O Brasil sofre as consequências de uma eleição que ocorre após a maior crise política da história de nosso País, provocada por esquemas bilionários de corrupção, que vinham sendo executados sistematicamente há anos, tanto no Poder Executivo, como no Legislativo. O “mecanismo” de corrupção era uma pratica rotineira, executada com certa naturalidade por políticos e empreiteiros, só sendo descoberto graças à coragem e astúcia de alguns agentes públicos, que arriscaram a própria vida para enfrentar este mafioso grupo criminoso. O povo brasileiro em sua ampla maioria é um povo ordeiro e que presa pela moral, pela ética na gestão pública, ficando sempre ao lado das autoridades que se impuseram contra a corrupção no Brasil. Foi graças a este apoio popular que se conseguiu avançar com a Operação Lava a Jato. Agora é a vez do eleitor, precisamos dar a resposta nas urnas, mostrando para o Brasil e para o Mundo, o quanto o brasileiro é intolerante e ético com seu voto. Candidatos sob suspeitas de crime, envolvidos em denúncias, com ficha suja de um modo geral, não deveriam receber nosso voto de confiança. Os candidatos ficha suja, deveriam ser banidos da vida pública. Uma pessoa que se dispõe a trabalhar pelo bem comum, em favor do povo, e, se utiliza do cargo público para cometer crimes, deveria ser julgado como crime hediondo.

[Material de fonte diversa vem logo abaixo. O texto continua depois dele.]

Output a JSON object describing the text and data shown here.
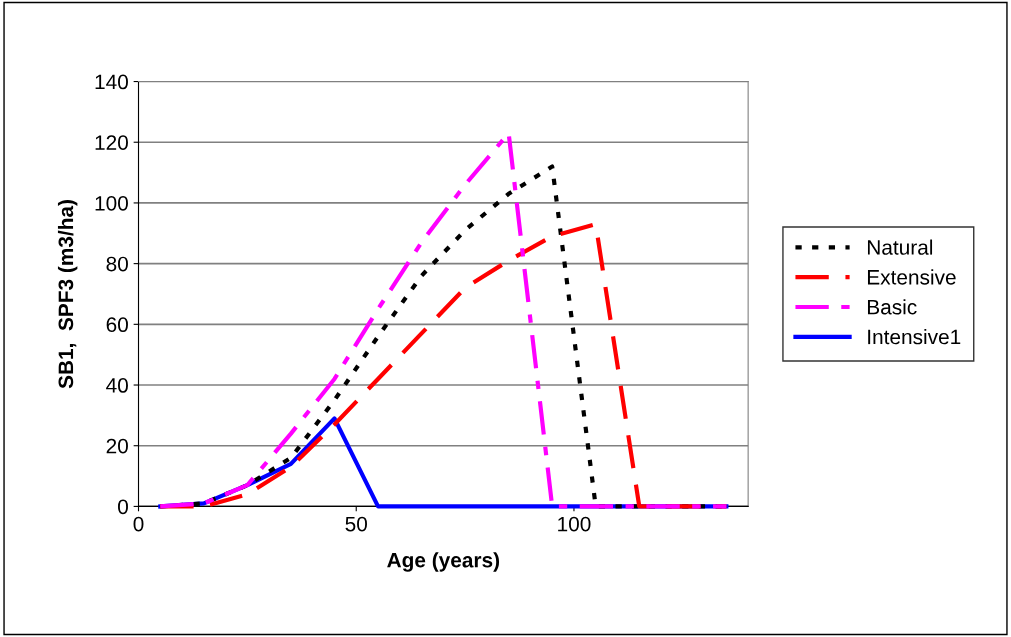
{
  "chart_data": {
    "type": "line",
    "xlabel": "Age (years)",
    "ylabel": "SB1,  SPF3 (m3/ha)",
    "x": [
      5,
      15,
      25,
      35,
      45,
      55,
      65,
      75,
      85,
      95,
      105,
      115,
      125,
      135
    ],
    "xlim": [
      0,
      140
    ],
    "xticks": [
      0,
      50,
      100
    ],
    "ylim": [
      0,
      140
    ],
    "yticks": [
      0,
      20,
      40,
      60,
      80,
      100,
      120,
      140
    ],
    "grid": "y",
    "legend": "right",
    "marker": "none",
    "series": [
      {
        "name": "Natural",
        "color": "#000000",
        "line_style": "dotted",
        "values": [
          0,
          1,
          7,
          16,
          35,
          56,
          76,
          91,
          103,
          112,
          0,
          0,
          0,
          0
        ]
      },
      {
        "name": "Extensive",
        "color": "#ff0000",
        "line_style": "dashed",
        "values": [
          0,
          0,
          4,
          13,
          27,
          42,
          57,
          72,
          81,
          89,
          93,
          0,
          0,
          0
        ]
      },
      {
        "name": "Basic",
        "color": "#ff00ff",
        "line_style": "dashdot",
        "values": [
          0,
          1,
          7,
          24,
          42,
          65,
          87,
          106,
          123,
          0,
          0,
          0,
          0,
          0
        ]
      },
      {
        "name": "Intensive1",
        "color": "#0000ff",
        "line_style": "solid",
        "values": [
          0,
          1,
          7,
          14,
          29,
          0,
          0,
          0,
          0,
          0,
          0,
          0,
          0,
          0
        ]
      }
    ]
  }
}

As cartas estão lançadas, o sistema eleitoral brasileiro ainda é um sistema confiável, do ponto de vista da segurança das urnas. A vida dos candidatos, seus patrimônios, recursos de campanha, processos, coligações e alianças, são públicos e estão à disposição de todos os eleitores. A decisão de quem irá governar o Brasil está em nossas mãos, basta saber se teremos o discernimento e a ética suficiente para fazermos boas escolhas.   

“Ainda temos a esperança de que o sistema democrático das eleições brasileiras, ainda seja o melhor e mais inteligente caminho para a escolha de nossos governantes. O povo tem o governo que merece e que ele escolhe. Boas escolhas, resultam em bons governos, caso contrário, pagaremos um preço alto por nossa negligência eleitoral”.